Russ Shaw CBE, founder of Tech London Advocates and Global Tech Advocates, said the R&D tax rebates were “short-sighted” and will “simply not suffice”.
He added: “R&D is the backbone of innovation and companies working on breakthrough technologies need more support – not less – if the government is serious about a tech-driven recovery for the nation.”
Sarah Barber, CEO of early-stage investor Jenson Funding Partners, said the “funding gap between early and late-stage businesses is simply too large”.
She said that “while there was something of a U-turn” on the R&D tax credit scheme cuts, it “feels like an act of appeasement and compromise rather than progress”.
Barber added: “This will have a significant impact on early-stage tech businesses and Britain’s research capabilities, especially those that cannot devote 40% of their total expenditure to R&D investment.”
Andrew Bennett, policy principal at Form Ventures, which invests in and advises startups in regulated markets, said that “overall £2bn is still due to be cut from R&D support for startups and small businesses over the next five years”.
He said this was “in part” because some “R&D-intensive companies may fall out of this extra support as they scale and their percentage spend on R&D drops below the threshold”.
Bennett added that an alternative approach would be to add eligibility criteria for a minimum spend on R&D, instead of solely basing it on a percentage of expenditure.
The second tax relief scheme, the R&D Expenditure Credit (RDEC), is primarily aimed at larger companies.

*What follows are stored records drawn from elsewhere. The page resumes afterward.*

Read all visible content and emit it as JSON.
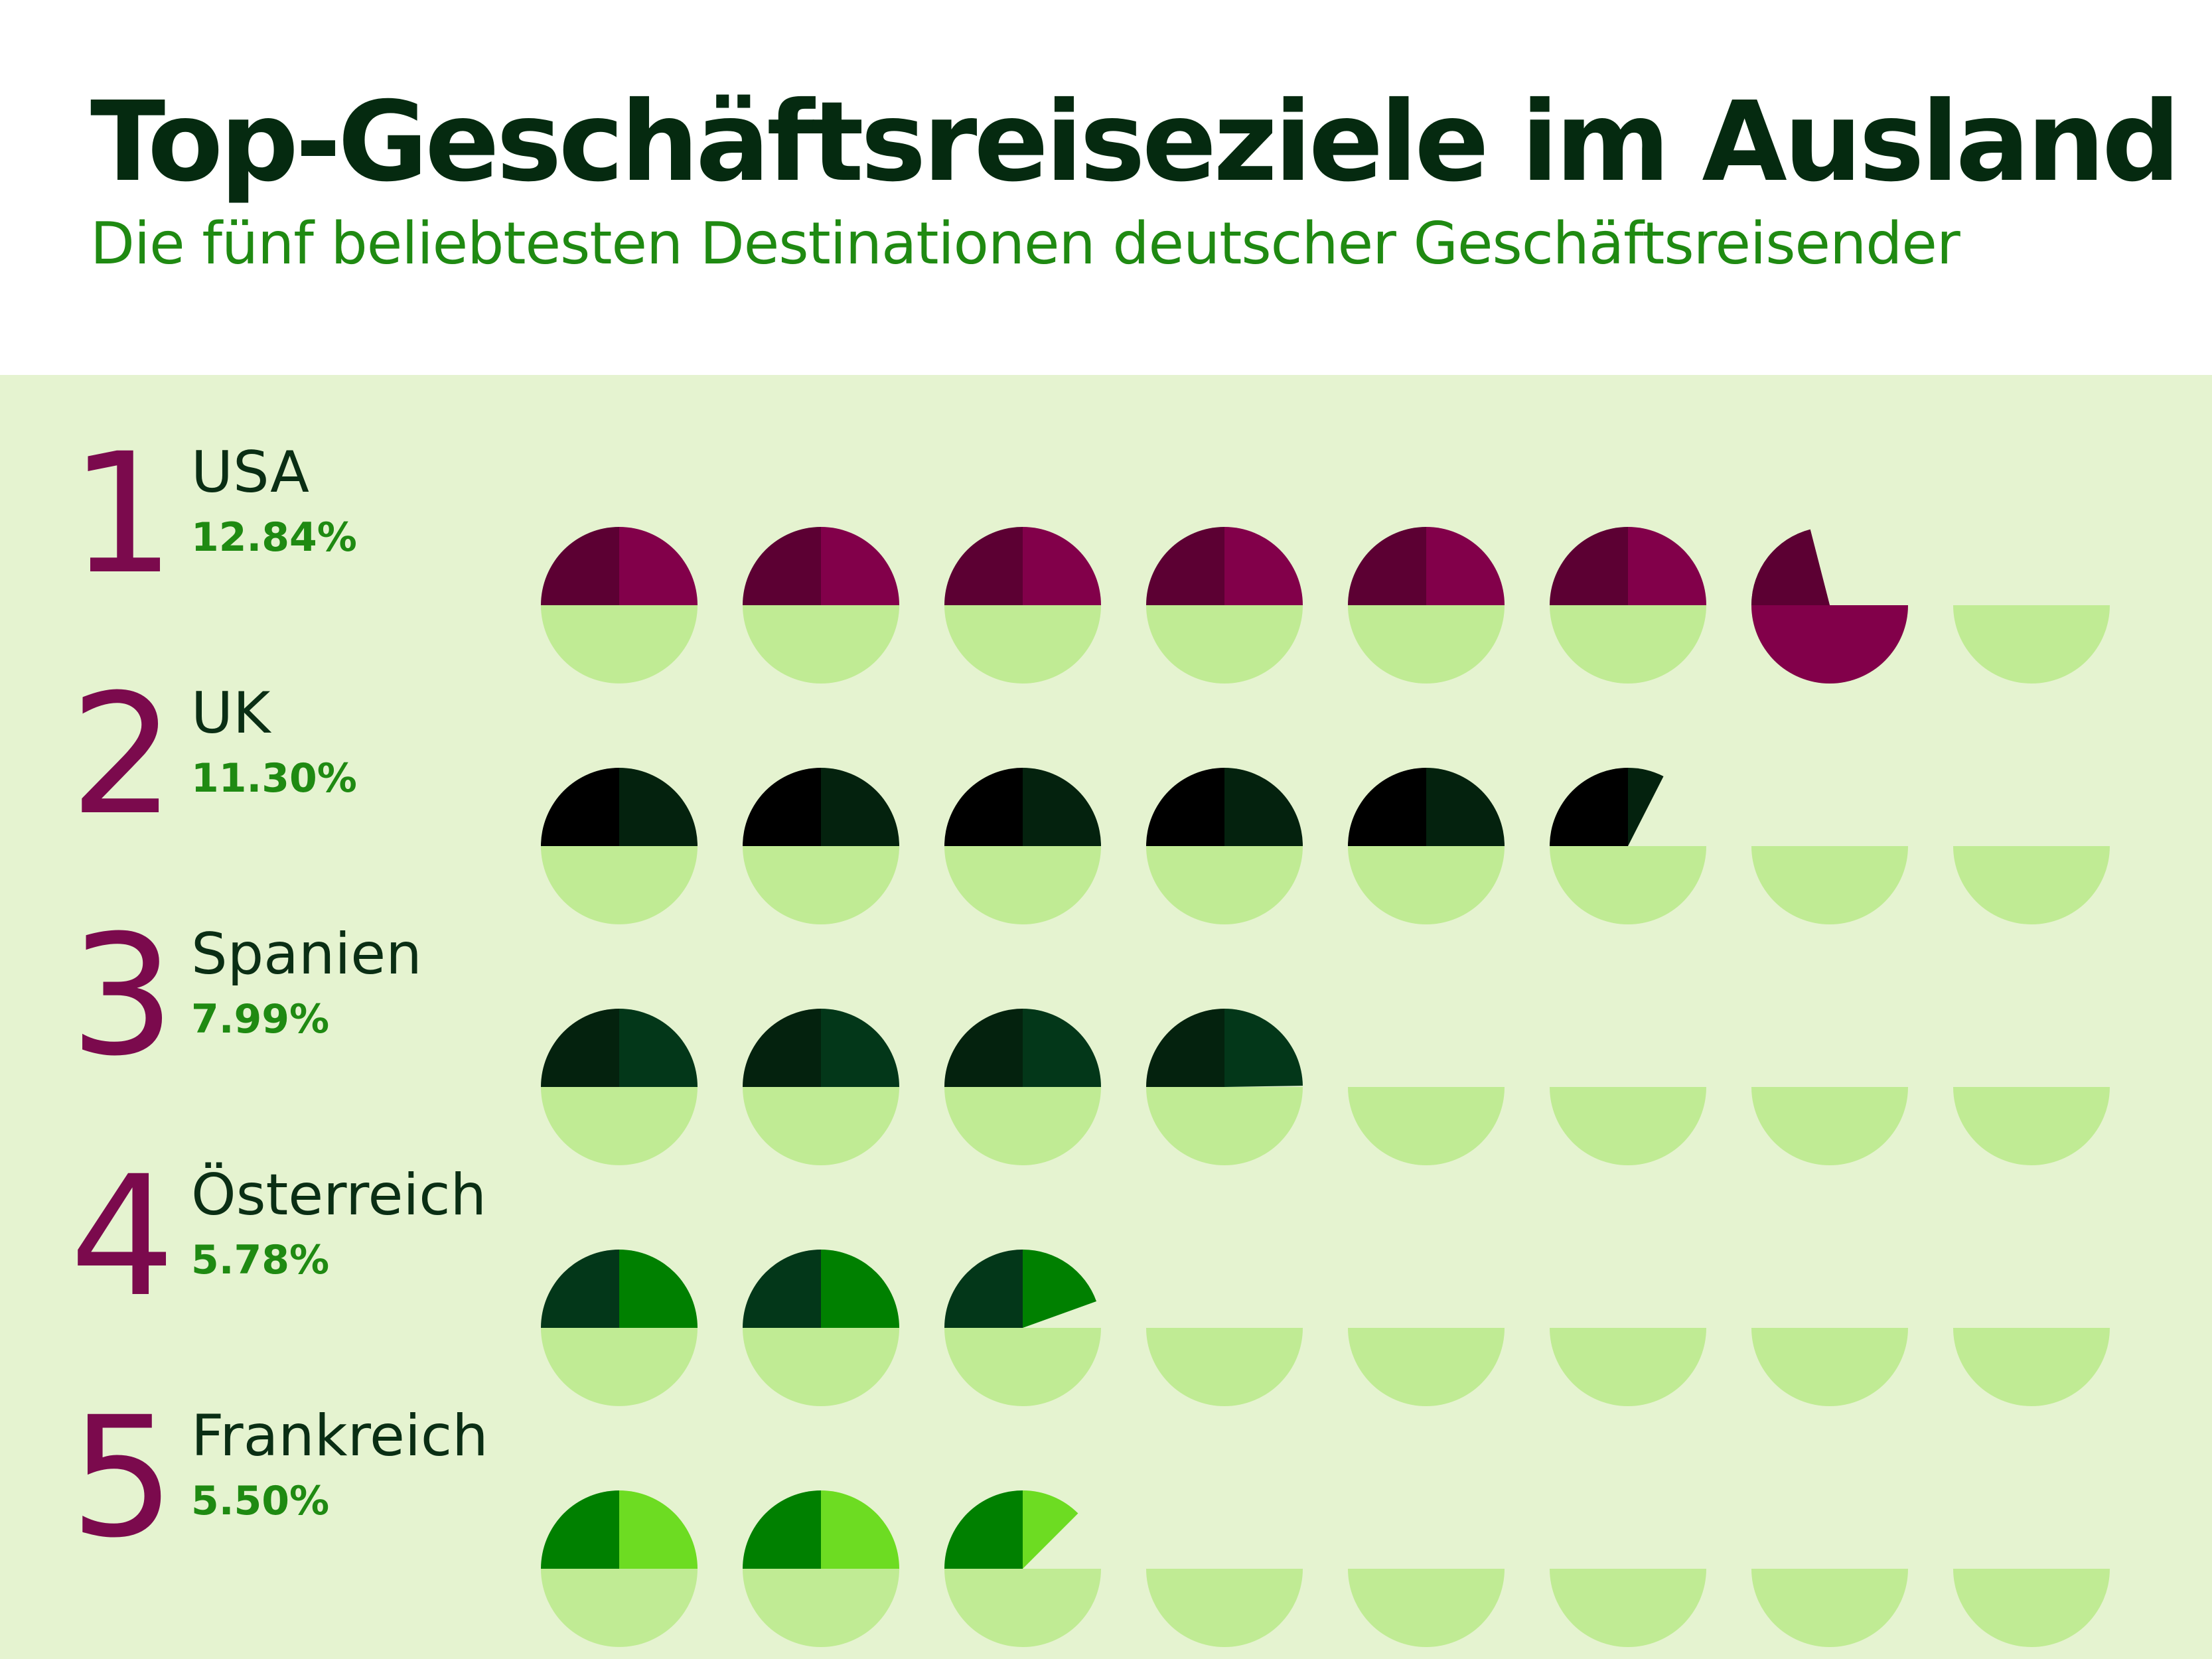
{
  "header": {
    "title": "Top-Geschäftsreiseziele im Ausland",
    "subtitle": "Die fünf beliebtesten Destinationen deutscher Geschäftsreisender"
  },
  "chart_data": {
    "type": "pictogram",
    "units_per_icon": 2,
    "icons_per_row": 8,
    "empty_color": "#c0eb94",
    "rows": [
      {
        "rank": "1",
        "country": "USA",
        "value_label": "12.84%",
        "value": 12.84,
        "color_top": "#5c0033",
        "color_bottom": "#82004a"
      },
      {
        "rank": "2",
        "country": "UK",
        "value_label": "11.30%",
        "value": 11.3,
        "color_top": "#000000",
        "color_bottom": "#04220e"
      },
      {
        "rank": "3",
        "country": "Spanien",
        "value_label": "7.99%",
        "value": 7.99,
        "color_top": "#04220e",
        "color_bottom": "#033719"
      },
      {
        "rank": "4",
        "country": "Österreich",
        "value_label": "5.78%",
        "value": 5.78,
        "color_top": "#033719",
        "color_bottom": "#008000"
      },
      {
        "rank": "5",
        "country": "Frankreich",
        "value_label": "5.50%",
        "value": 5.5,
        "color_top": "#008000",
        "color_bottom": "#6ddc22"
      }
    ]
  }
}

In the Autumn Statement, Hunt said the RDEC rate would increase from 13% to 20%. This remains unchanged in today’s Spring Budget.
Elsewhere in the Spring Budget, Hunt announced a full capital expensing programme for the next three years, which means firms can fully deduct spend on IT equipment and machinery from taxable profits.
“The chancellor also did his best to paint his new ‘enhanced’ R&D tax credit as a win for the UK’s innovation economy,” said Aleks Stefanovski, chief strategy officer at Currencycloud. “But in reality, it will only partially offset the damage done by his changes in last year’s Autumn Statement. The bottom line is most startups will still find it much harder to claim R&D tax credits than before this government took over”.